Ian Rogers is the CEO and visionary founder of leading construction consultancy Procync – known for solving complex project challenges and delivering smarter, dispute-free outcomes across the built environment. In this guest article, he looks at why projects can initially appear to be ‘green’… right up until they don’t.
If you have ever delivered a live construction project, you will recognise the pattern. Everything reads green on paper and the update goes out like it always does. Then you step onto site and it’s obvious the job’s under strain, even if nobody’s calling it that. That disconnect is where problems usually begin.
Projects rarely unravel because of one catastrophic mistake. It is almost never a single decision that blows the programme apart. More often, it is a build-up of smaller calls that felt reasonable at the time. A drawing that is not fully coordinated but works moves ahead anyway. A design query that gets answered verbally so the team can keep going. A package that proceeds on the assumption approval will land next week. None of it feels dramatic. It just feels like keeping momentum, and let’s be honest momentum matters.
Stopping a site is expensive and nobody wants to be the person responsible for slowing things down. So, work continues, assumptions get made. Minor clashes are ‘sorted’ on the ground. Small bits of rework are absorbed without too much noise. From a reporting perspective, the job can still look fine.
Dashboards only show what they are designed to track; milestones met, labour levels holding, procurement broadly aligned and costs within tolerance. What they do not capture particularly well is friction. They do not measure hesitation around decisions, or how often a team is building around incomplete information. They do not show how much effort is going into workarounds rather than clean delivery. You can be green and still be building risk into the programme.
One of the more common patterns is assumption creep. Work advances based on what is likely rather than what is confirmed. Interfaces between trades are agreed informally but not fully stress tested. A detail that should have been locked down is left slightly open-ended. Each one seems manageable, but collectively they begin tightening the job in ways that do not immediately show up on the critical path.

There is also the human side. Few people escalate early unless they have to. Risks are described as ‘under control’. Issues are ‘being monitored’. It sounds sensible, and often it is, but when reporting language softens while pressure on site increases, the dashboard starts lagging reality. By the time the status shifts from green to amber, the strain has usually been there for weeks.
Another giveaway is when busyness gets mistaken for progress. The site is actives, deliveries are arriving, meetings are happening; everyone is working hard.
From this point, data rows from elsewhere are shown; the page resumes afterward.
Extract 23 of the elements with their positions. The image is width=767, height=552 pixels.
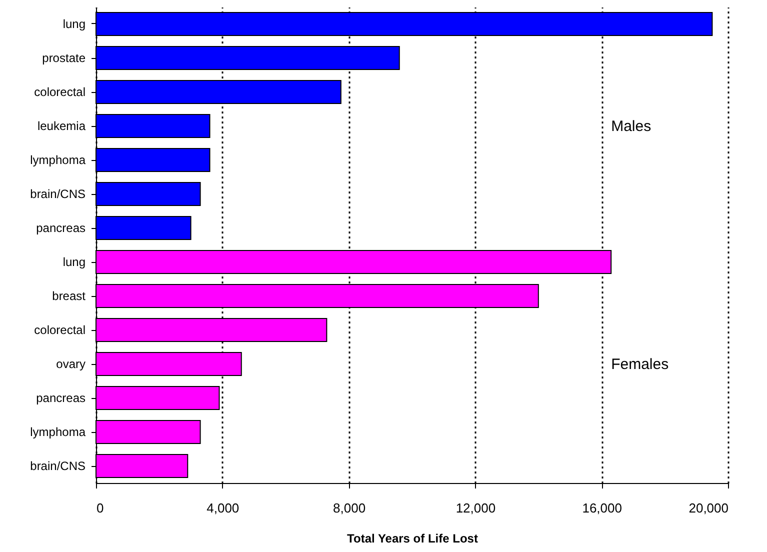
x-tick-label: 16,000 (582, 500, 622, 516)
x-tick-label: 8,000 (333, 500, 366, 516)
x-tick-label: 4,000 (206, 500, 240, 516)
y-tick-label: leukemia (37, 119, 86, 133)
y-tick-label: colorectal (34, 85, 86, 99)
y-tick-label: brain/CNS (30, 187, 86, 201)
text: Males (611, 118, 652, 135)
y-tick-label: lymphoma (30, 425, 86, 439)
y-tick-label: pancreas (36, 391, 86, 405)
x-axis-title: Total Years of Life Lost (347, 532, 478, 546)
x-tick-label: 0 (96, 500, 104, 516)
y-tick-label: lung (62, 255, 86, 269)
y-tick-label: prostate (42, 51, 86, 65)
y-tick-label: ovary (56, 357, 86, 371)
y-tick-label: brain/CNS (30, 459, 86, 473)
y-tick-label: breast (52, 289, 86, 303)
x-tick-label: 20,000 (688, 500, 728, 516)
text: Females (611, 356, 669, 373)
y-tick-label: colorectal (34, 323, 86, 337)
y-tick-label: lymphoma (30, 153, 86, 167)
y-tick-label: lung (62, 17, 86, 31)
y-tick-label: pancreas (36, 221, 86, 235)
x-tick-label: 12,000 (456, 500, 496, 516)
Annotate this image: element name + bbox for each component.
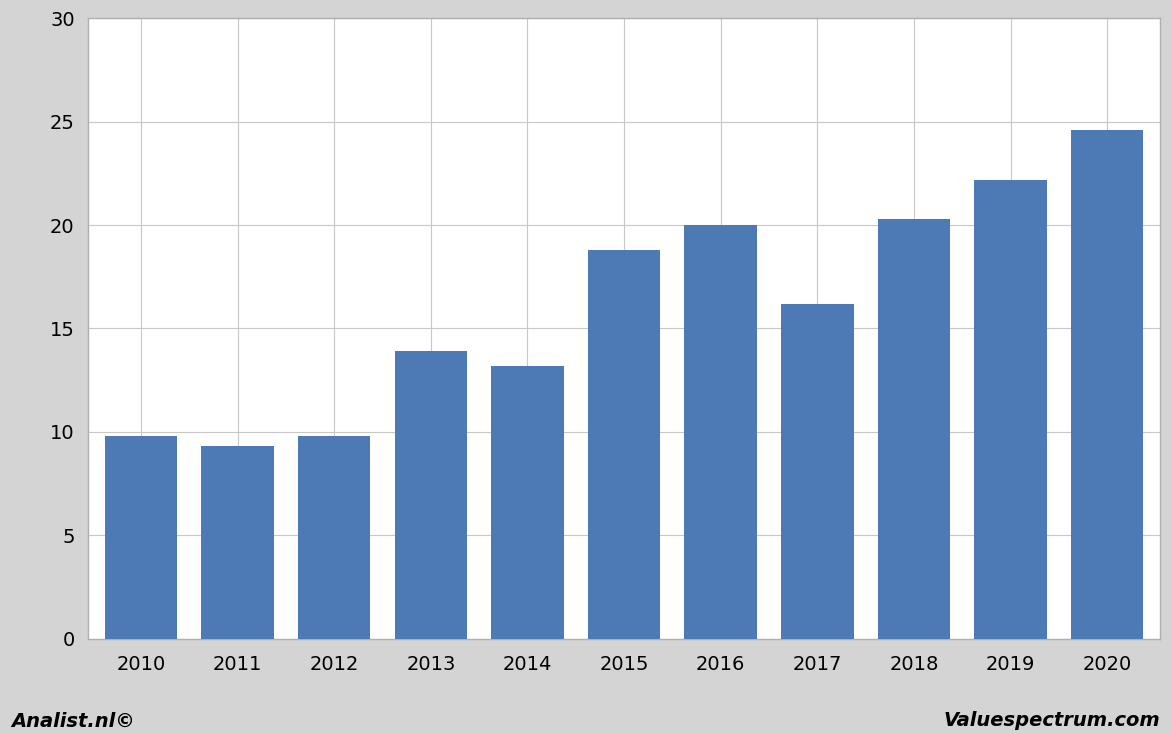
Bar: [202, 446, 274, 639]
Bar: [1071, 130, 1144, 639]
Text: Analist.nl©: Analist.nl©: [12, 711, 136, 730]
Bar: [878, 219, 950, 639]
Bar: [104, 436, 177, 639]
Bar: [684, 225, 757, 639]
Text: Valuespectrum.com: Valuespectrum.com: [943, 711, 1160, 730]
Bar: [395, 351, 468, 639]
Bar: [588, 250, 660, 639]
Bar: [298, 436, 370, 639]
Bar: [491, 366, 564, 639]
Bar: [781, 304, 853, 639]
Bar: [974, 180, 1047, 639]
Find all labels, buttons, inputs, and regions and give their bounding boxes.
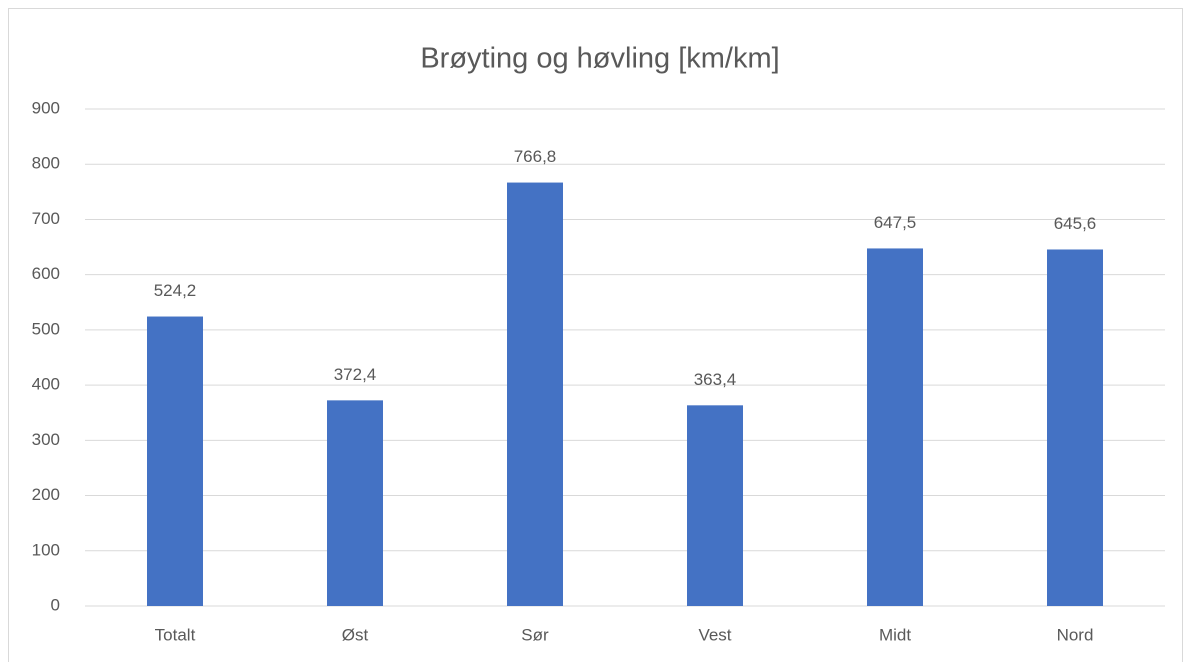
y-tick-label: 800 — [32, 154, 60, 173]
y-tick-label: 500 — [32, 319, 60, 338]
data-label: 524,2 — [154, 281, 197, 300]
y-tick-label: 900 — [32, 98, 60, 117]
y-tick-label: 300 — [32, 430, 60, 449]
y-tick-label: 100 — [32, 540, 60, 559]
x-tick-label: Sør — [521, 625, 549, 644]
data-label: 645,6 — [1054, 214, 1097, 233]
bar — [147, 316, 203, 606]
chart-border — [8, 8, 1183, 662]
y-tick-label: 400 — [32, 375, 60, 394]
data-label: 766,8 — [514, 147, 557, 166]
bar — [687, 405, 743, 606]
bar — [507, 182, 563, 606]
data-label: 647,5 — [874, 213, 917, 232]
y-tick-label: 600 — [32, 264, 60, 283]
y-tick-label: 200 — [32, 485, 60, 504]
y-tick-label: 0 — [51, 595, 60, 614]
x-tick-label: Totalt — [155, 625, 196, 644]
bar — [867, 248, 923, 607]
data-label: 372,4 — [334, 365, 377, 384]
x-tick-label: Vest — [698, 625, 731, 644]
bar — [327, 400, 383, 606]
bar — [1047, 249, 1103, 606]
x-tick-label: Nord — [1057, 625, 1094, 644]
x-tick-label: Midt — [879, 625, 911, 644]
chart-title: Brøyting og høvling [km/km] — [420, 43, 779, 75]
y-tick-label: 700 — [32, 209, 60, 228]
x-tick-label: Øst — [342, 625, 369, 644]
data-label: 363,4 — [694, 370, 737, 389]
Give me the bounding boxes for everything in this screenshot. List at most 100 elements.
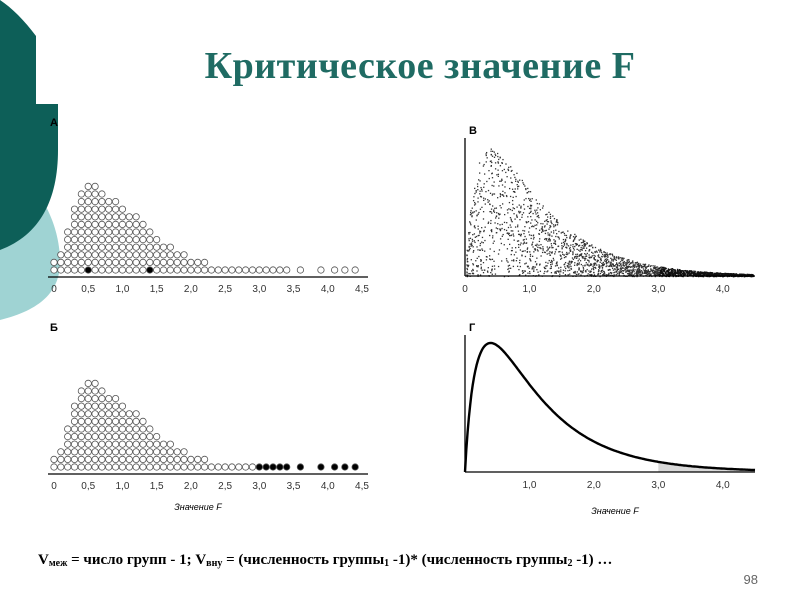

Yet key decisions are drifting, ownership across certain interfaces is blurred, and the programme feels tighter than it did a month ago. Activity gives comfort, but it does not guarantee control.
Interpretation of green
None of this suggests dashboards are pointless, in fact they are essential. The problem is not the tool, but how green is interpreted. If green simply means ‘nothing has failed yet’, it offers false reassurance. A genuinely stable job is one where uncertainties are reducing, decisions are landing when they should, and the critical path is being actively protected rather than assumed to be intact.
Projects do not suddenly turn red. They stay green longer than they should, until the underlying pressure finally forces its way into the numbers. By then, recovery is rarely clean or cheap. The only real safeguard is honest reporting early, while there is still room to adjust course rather than react to the damage.